Турецкий, отъезжая, посмотрел в зеркальце заднего обзора и увидел две уверенные в себе фигуры, стоявшие обнявшись, и чуть поодаль — стройную женщину в простеньком синем платье с белым воротничком школьной отличницы, слабо машущую ему вслед приподнятой рукой… Впереди, через сутки, будет Москва, Ирка и работа. Все… пора переключаться на новый ритм жизни…
Глава четвертая
Гости
Грязнов предложил женщинам вернуться к столу и еще раз пожелать Сане удачного пути, тем более что завтра — воскресенье, приедет домой, отдохнет, душ примет, и покатятся трудовые будни. В агентстве народу мало, большинство — в отпусках, так что Турецкому наверняка предстоит самому в срочном порядке решить немало накопившихся вопросов. Но Зина, сославшись на головную боль, да оно и понятно было, отправилась домой. Надо маме помочь с ее огородными делами, поскольку всю последнюю неделю только собой да своими чувствами и занималась, а дому — никакого внимания.
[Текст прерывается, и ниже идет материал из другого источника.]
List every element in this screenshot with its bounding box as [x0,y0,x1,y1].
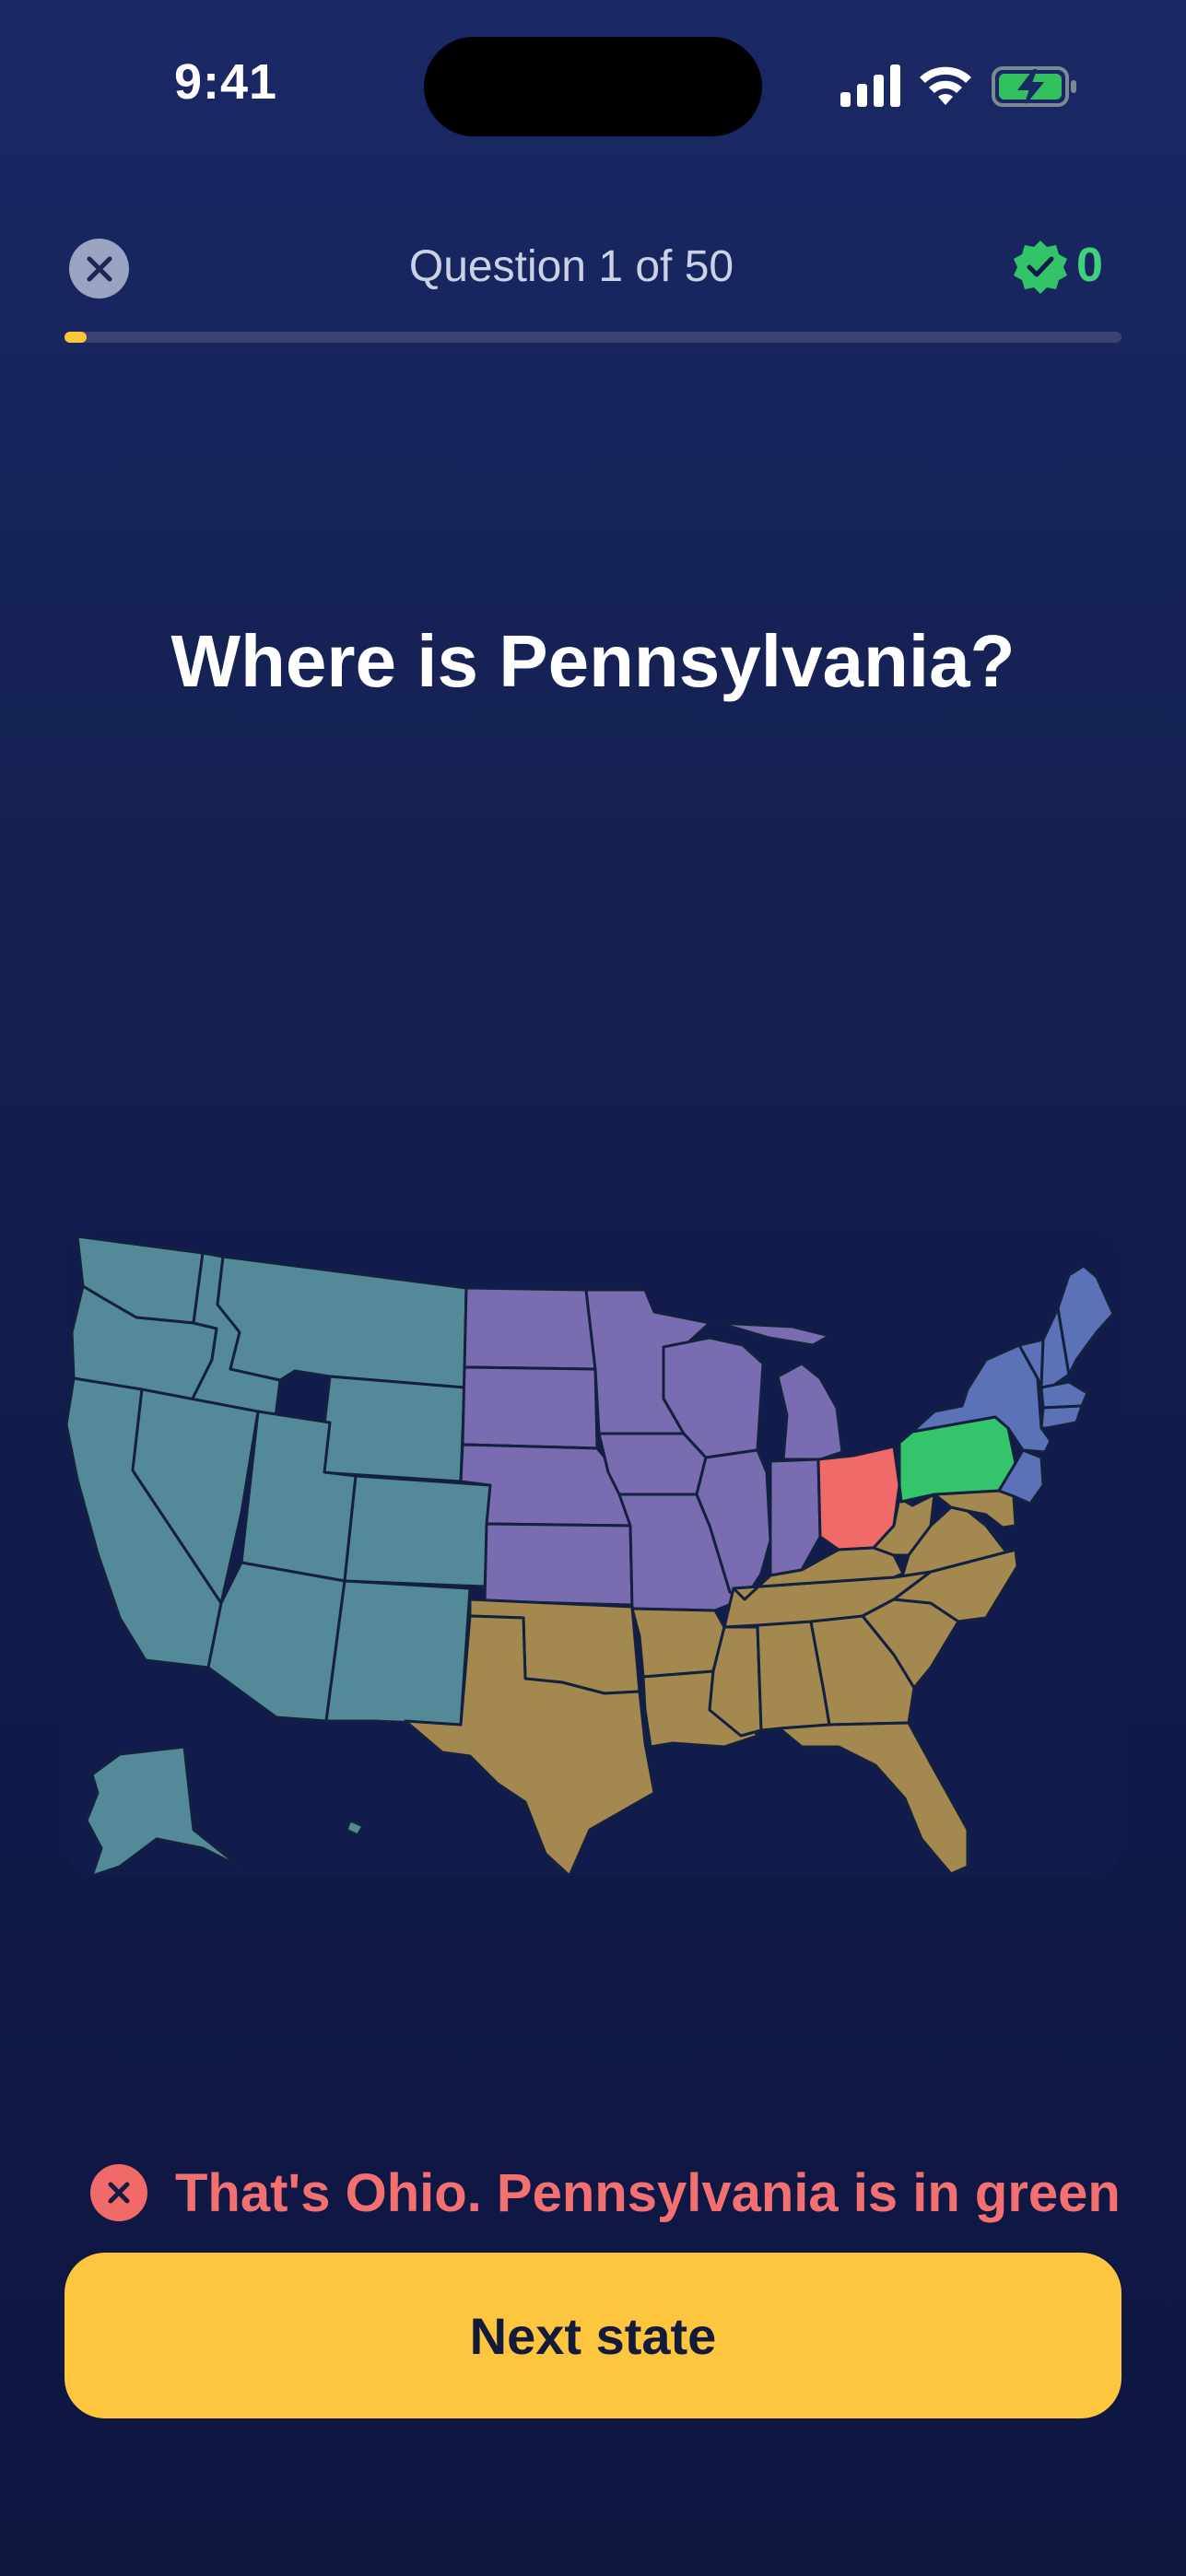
state-hawaii[interactable] [345,1819,365,1837]
state-arkansas[interactable] [630,1607,726,1679]
state-colorado[interactable] [343,1474,492,1588]
score-value: 0 [1076,239,1103,292]
cellular-signal-icon [840,64,900,107]
state-alaska[interactable] [85,1745,241,1876]
state-wyoming[interactable] [317,1375,466,1483]
answer-feedback: That's Ohio. Pennsylvania is in green [90,2160,1141,2226]
state-iowa[interactable] [597,1432,708,1496]
region-west [65,1235,492,1876]
battery-charging-icon [992,66,1076,107]
error-x-icon [90,2164,147,2221]
state-south-dakota[interactable] [461,1365,599,1450]
question-counter: Question 1 of 50 [408,242,734,291]
state-montana[interactable] [216,1255,468,1389]
progress-bar [65,332,1121,343]
x-mark-icon [108,2182,130,2204]
state-north-dakota[interactable] [463,1286,597,1371]
progress-fill [65,332,87,343]
close-button[interactable] [69,239,129,299]
dynamic-island [424,37,762,136]
state-maine[interactable] [1056,1264,1115,1376]
close-icon [87,256,112,281]
feedback-message: That's Ohio. Pennsylvania is in green [175,2162,1121,2223]
region-midwest [459,1286,844,1612]
state-massachusetts[interactable] [1039,1380,1089,1410]
verified-badge-icon [1014,240,1067,294]
next-state-button[interactable]: Next state [65,2253,1121,2418]
state-arizona[interactable] [206,1561,346,1723]
us-map-svg [65,1235,1115,1876]
status-time: 9:41 [173,54,278,110]
state-florida[interactable] [778,1721,969,1876]
question-prompt: Where is Pennsylvania? [170,620,1016,702]
state-indiana[interactable] [769,1458,822,1577]
state-new-mexico[interactable] [324,1579,472,1727]
state-connecticut-ri[interactable] [1039,1404,1084,1430]
state-kansas[interactable] [483,1522,634,1607]
us-map[interactable] [65,1231,1121,1876]
wifi-icon [920,66,971,105]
Конечно, ее подавленное настроение можно было понять, и дело не в головной боли, а в том, что теперь каждый предмет в Дусином доме, включая старую кровать на веранде, будет напоминать ей об упущенном, потерянном счастье. Видела Дуся, что творилось в последние два дня с подругой, как ненормальная цеплялась она за свою любовь, все готова была отдать, зная заранее, что расстанутся они обязательно, но, наверное, хоть капелька надежды оставалась. До той минуты, пока Саня не сел в свою машину уже там, на шоссе.
— Ладно, подруга, отдохни от переживаний, только ты не забывай, заходи, ты — всегда желанная гостья.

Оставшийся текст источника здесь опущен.